Respected industry source Metal Bulletin recently held its sixth International Stainless and Special Steel Summit in Finland and analysts at Barclays Capital were present to note some points of interest from the meeting.

According to the group the view of attendees was the worst has likely passed for nickel prices and there should be something of a pick-up in line with the stainless steel cycle, though there was less certainty as to whether this pick-up would occur in the current quarter or early in 2008.

Participants also shared a belief longer-term prices should stay at reasonably high levels thanks to the combination of rising capital and labour costs and ongoing equipment shortages.

Another point of discussion was the potential emergence of Chinese pig iron production in the global market, as domestic production continues to grow despite the Chinese authorities introducing stronger controls on the operations of blast furnaces.

The issue here is twofold, as firstly the Chinese can produce the metal at very low capital costs, which has margin implications for the industry generally.
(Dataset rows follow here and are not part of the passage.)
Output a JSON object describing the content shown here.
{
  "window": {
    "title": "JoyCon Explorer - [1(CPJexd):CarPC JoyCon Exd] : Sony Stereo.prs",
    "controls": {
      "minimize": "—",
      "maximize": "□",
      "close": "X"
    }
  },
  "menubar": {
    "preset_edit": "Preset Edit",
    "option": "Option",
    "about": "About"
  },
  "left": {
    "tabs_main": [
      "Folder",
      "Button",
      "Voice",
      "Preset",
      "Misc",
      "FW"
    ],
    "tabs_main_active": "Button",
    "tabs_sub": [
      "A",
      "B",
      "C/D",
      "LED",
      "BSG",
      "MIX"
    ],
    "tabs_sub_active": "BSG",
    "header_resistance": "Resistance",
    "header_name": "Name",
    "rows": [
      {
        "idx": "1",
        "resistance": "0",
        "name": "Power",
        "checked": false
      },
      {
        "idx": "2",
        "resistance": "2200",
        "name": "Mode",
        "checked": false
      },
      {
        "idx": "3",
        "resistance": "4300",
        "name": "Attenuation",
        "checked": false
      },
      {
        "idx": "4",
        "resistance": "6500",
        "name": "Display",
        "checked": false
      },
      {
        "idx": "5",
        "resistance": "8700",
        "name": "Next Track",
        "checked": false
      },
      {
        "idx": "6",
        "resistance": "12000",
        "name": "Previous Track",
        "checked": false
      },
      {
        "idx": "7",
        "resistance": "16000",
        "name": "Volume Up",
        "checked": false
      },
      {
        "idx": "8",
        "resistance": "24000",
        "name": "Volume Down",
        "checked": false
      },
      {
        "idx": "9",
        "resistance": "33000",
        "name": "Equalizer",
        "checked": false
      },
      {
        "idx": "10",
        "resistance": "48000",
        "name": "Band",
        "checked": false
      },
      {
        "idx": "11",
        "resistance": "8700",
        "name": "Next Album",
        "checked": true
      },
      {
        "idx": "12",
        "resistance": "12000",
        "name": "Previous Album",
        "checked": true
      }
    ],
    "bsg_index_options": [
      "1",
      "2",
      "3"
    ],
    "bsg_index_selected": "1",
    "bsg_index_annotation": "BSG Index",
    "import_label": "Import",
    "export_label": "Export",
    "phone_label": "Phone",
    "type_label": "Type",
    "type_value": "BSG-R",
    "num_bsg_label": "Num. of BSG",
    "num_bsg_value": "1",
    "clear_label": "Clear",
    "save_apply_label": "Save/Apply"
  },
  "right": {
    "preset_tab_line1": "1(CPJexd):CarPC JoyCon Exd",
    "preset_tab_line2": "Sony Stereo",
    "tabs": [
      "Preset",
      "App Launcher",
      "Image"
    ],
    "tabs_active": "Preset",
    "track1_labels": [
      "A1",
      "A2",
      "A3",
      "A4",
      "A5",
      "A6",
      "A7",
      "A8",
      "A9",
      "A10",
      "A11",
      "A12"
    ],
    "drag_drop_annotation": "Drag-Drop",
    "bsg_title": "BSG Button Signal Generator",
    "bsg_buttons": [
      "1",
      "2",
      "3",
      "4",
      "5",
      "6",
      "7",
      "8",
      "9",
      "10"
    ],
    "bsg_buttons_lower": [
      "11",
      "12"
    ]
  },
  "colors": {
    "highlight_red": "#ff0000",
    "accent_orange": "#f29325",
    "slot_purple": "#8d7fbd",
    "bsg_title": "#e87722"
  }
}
The second and possibly more important issue is while pig iron remains a Chinese phenomenon for now there is scope for it to spread to the global market, which introduces another substitution option for those struggling to make money in the face of higher nickel prices.
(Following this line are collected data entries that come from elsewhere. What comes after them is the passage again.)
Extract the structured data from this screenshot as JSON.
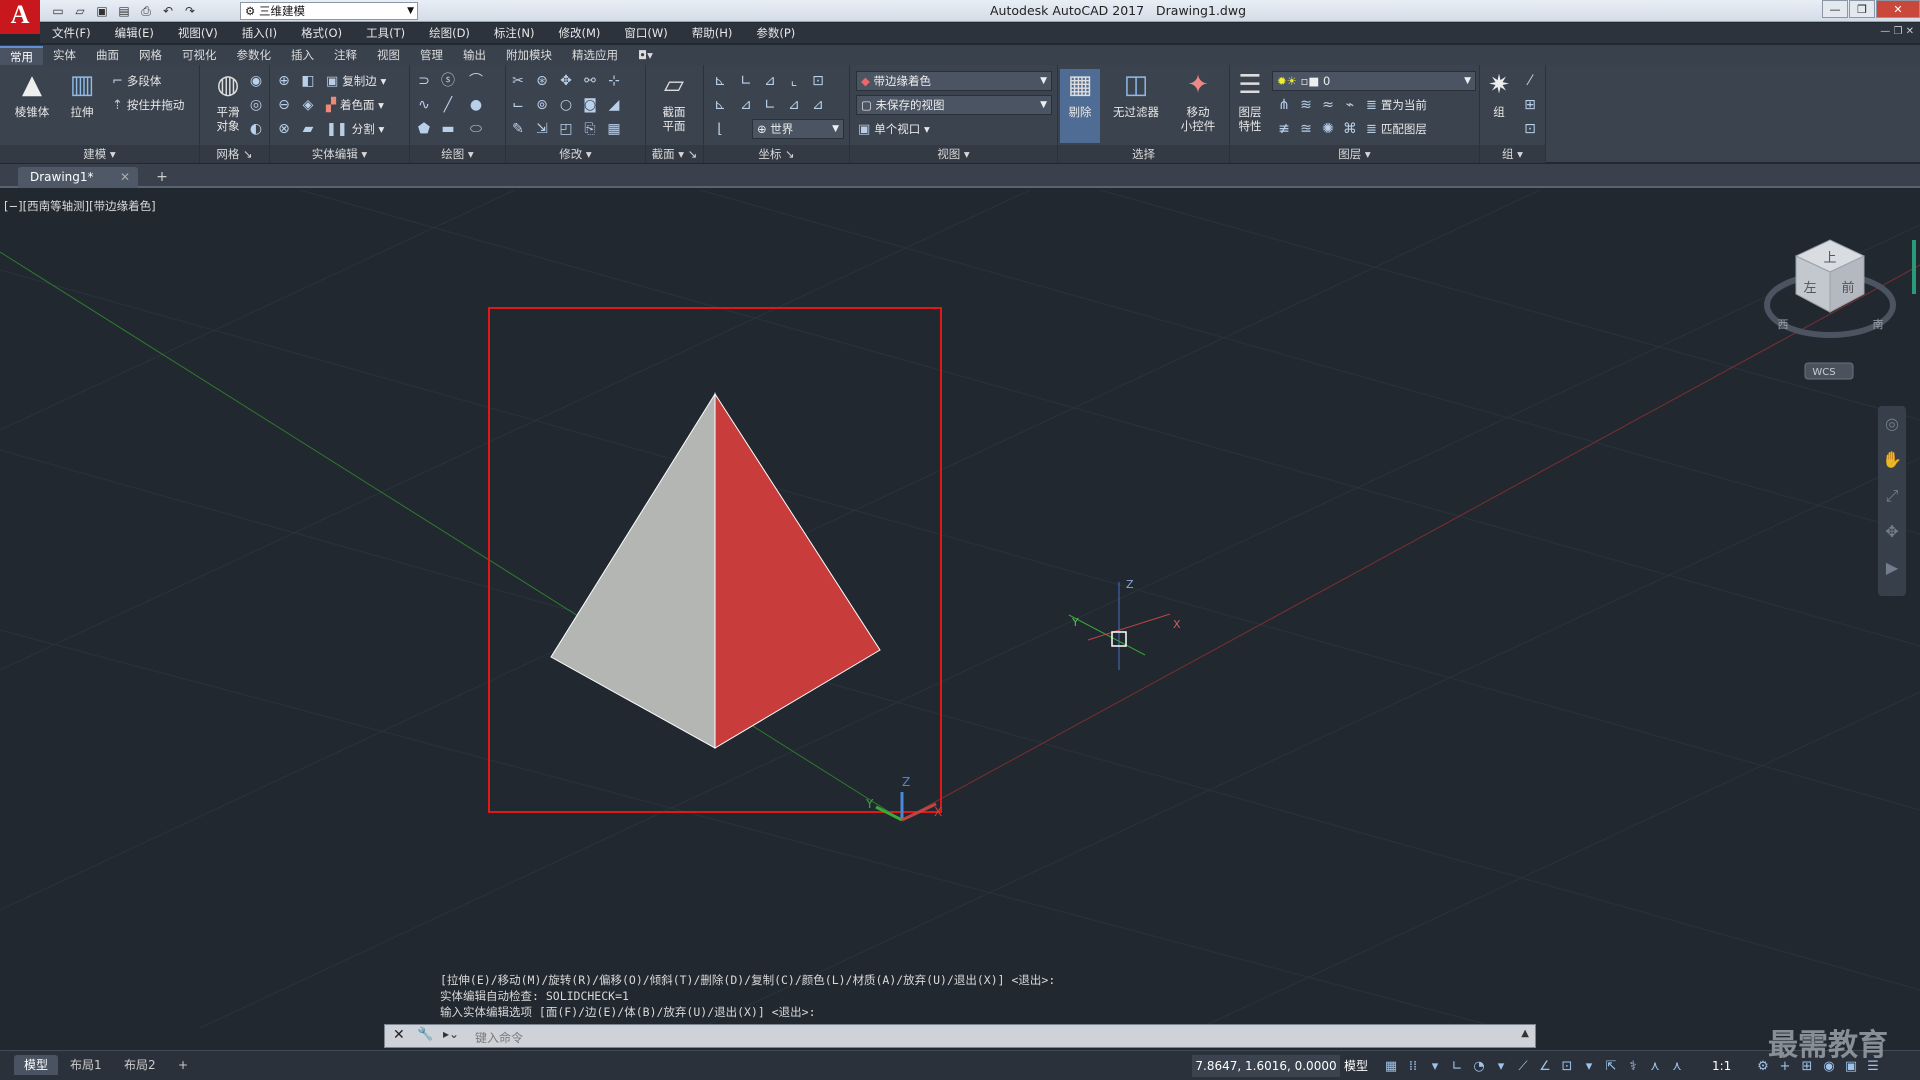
{
  "app": {
    "title": "Autodesk AutoCAD 2017",
    "file": "Drawing1.dwg",
    "logo": "A"
  },
  "qat": {
    "workspace": "三维建模",
    "icons": [
      "new-icon",
      "open-icon",
      "save-icon",
      "saveas-icon",
      "print-icon",
      "undo-icon",
      "redo-icon"
    ]
  },
  "menu": [
    "文件(F)",
    "编辑(E)",
    "视图(V)",
    "插入(I)",
    "格式(O)",
    "工具(T)",
    "绘图(D)",
    "标注(N)",
    "修改(M)",
    "窗口(W)",
    "帮助(H)",
    "参数(P)"
  ],
  "ribbon_tabs": [
    "常用",
    "实体",
    "曲面",
    "网格",
    "可视化",
    "参数化",
    "插入",
    "注释",
    "视图",
    "管理",
    "输出",
    "附加模块",
    "精选应用"
  ],
  "ribbon": {
    "model_panel": {
      "title": "建模",
      "pyramid": "棱锥体",
      "extrude": "拉伸",
      "polysolid": "多段体",
      "presspull": "按住并拖动"
    },
    "mesh_panel": {
      "title": "网格",
      "smooth": "平滑",
      "smooth2": "对象"
    },
    "solidedit_panel": {
      "title": "实体编辑",
      "copy_edge": "复制边",
      "color_face": "着色面",
      "separate": "分割"
    },
    "draw_panel": {
      "title": "绘图"
    },
    "modify_panel": {
      "title": "修改"
    },
    "section_panel": {
      "title": "截面",
      "plane": "截面",
      "plane2": "平面"
    },
    "coord_panel": {
      "title": "坐标",
      "world": "世界"
    },
    "view_panel": {
      "title": "视图",
      "visual_style": "带边缘着色",
      "saved_view": "未保存的视图",
      "viewport": "单个视口"
    },
    "select_panel": {
      "title": "选择",
      "cull": "剔除",
      "nofilter": "无过滤器",
      "gizmo": "移动",
      "gizmo2": "小控件"
    },
    "layers_panel": {
      "title": "图层",
      "props": "图层",
      "props2": "特性",
      "layer_value": "0",
      "set_current": "置为当前",
      "match_layer": "匹配图层"
    },
    "groups_panel": {
      "title": "组",
      "group": "组"
    }
  },
  "doc_tab": "Drawing1*",
  "viewport_label": "[−][西南等轴测][带边缘着色]",
  "viewcube": {
    "top": "上",
    "left": "左",
    "front": "前",
    "west": "西",
    "south": "南",
    "wcs": "WCS"
  },
  "ucs": {
    "x": "X",
    "y": "Y",
    "z": "Z"
  },
  "command_history": [
    "[拉伸(E)/移动(M)/旋转(R)/偏移(O)/倾斜(T)/删除(D)/复制(C)/颜色(L)/材质(A)/放弃(U)/退出(X)] <退出>:",
    "实体编辑自动检查:  SOLIDCHECK=1",
    "输入实体编辑选项 [面(F)/边(E)/体(B)/放弃(U)/退出(X)] <退出>:"
  ],
  "command_placeholder": "键入命令",
  "layout_tabs": [
    "模型",
    "布局1",
    "布局2"
  ],
  "status": {
    "coords": "7.8647, 1.6016, 0.0000",
    "model": "模型",
    "scale": "1:1"
  },
  "colors": {
    "face_left": "#b4b6b4",
    "face_right": "#c83c3c",
    "highlight": "#e01818",
    "background": "#212830"
  },
  "watermark": "最需教育"
}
The substitution issue therefore is seen as growing in importance in coming years, as evidenced by the recent trend being towards increased use of ferritic rather than austenitic stainless steel grades in an effort to counteract the higher nickel price.

Overall Barclays notes industry participants are confident on the price outlook as the outlook on the demand side is positive given Chinese buying remains strong and Indian buying is developing, while on the supply side any relief from additional production from new projects is not likely to flow through until the second half of next year.